Riprendiamo dal RIFORMISTA, inserto HaKol, la cronaca dal titolo: "Aggressione a un rabbino a Milano: un atto antisemita che mette a rischio la coesione sociale"

La Fiep condanna con fermezza l’aggressione subita oggi pomeriggio da un rabbino a Milano, in zona Bande Nere, mentre attendeva l’autobus.
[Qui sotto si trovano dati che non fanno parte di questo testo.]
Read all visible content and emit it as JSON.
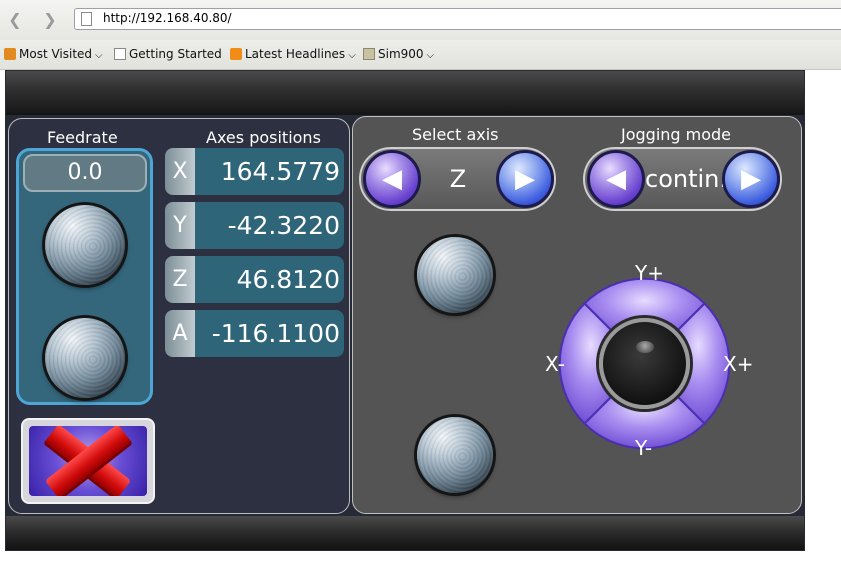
{
  "browser": {
    "url": "http://192.168.40.80/",
    "bookmarks": [
      "Most Visited",
      "Getting Started",
      "Latest Headlines",
      "Sim900"
    ]
  },
  "feedrate": {
    "label": "Feedrate",
    "value": "0.0"
  },
  "axes": {
    "label": "Axes positions",
    "rows": [
      {
        "axis": "X",
        "value": "164.5779"
      },
      {
        "axis": "Y",
        "value": "-42.3220"
      },
      {
        "axis": "Z",
        "value": "46.8120"
      },
      {
        "axis": "A",
        "value": "-116.1100"
      }
    ]
  },
  "select_axis": {
    "label": "Select axis",
    "value": "Z"
  },
  "jogging_mode": {
    "label": "Jogging mode",
    "value": "contin."
  },
  "jog": {
    "y_plus": "Y+",
    "y_minus": "Y-",
    "x_plus": "X+",
    "x_minus": "X-"
  },
  "colors": {
    "jog_purple": "#8f73e6",
    "axis_value_bg": "#2f6579",
    "feed_border": "#4ea6d6",
    "stop_red": "#e01010"
  }
}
L’uomo è stato insultato, spinto e colpito con calci e pugni da tre persone, che gli hanno strappato e calpestato il copricapo, riconoscendolo come ebreo dal suo abbigliamento. I responsabili sono stati rintracciati e fermati poco dopo grazie all’intervento dei volontari della sicurezza della comunità e delle forze dell’ordine.
“Si tratta di un atto antisemita, non di un episodio isolato: colpire una persona per il solo fatto di essere riconoscibile come ebrea è un attacco alla libertà religiosa e un pericolo concreto per la coesione sociale del Paese”, dichiara Carlo Riva, Presidente della Fiep. “Esprimiamo piena solidarietà al rabbino e alla Comunità ebraica di Milano, e rinnoviamo l’appello a istituzioni, scuola e media affinché l’antisemitismo sia riconosciuto e contrastato con fermezza, senza ambiguità né normalizzazioni.”
La libertà di vivere apertamente la propria identità ebraica, in ogni città italiana, non è negoziabile.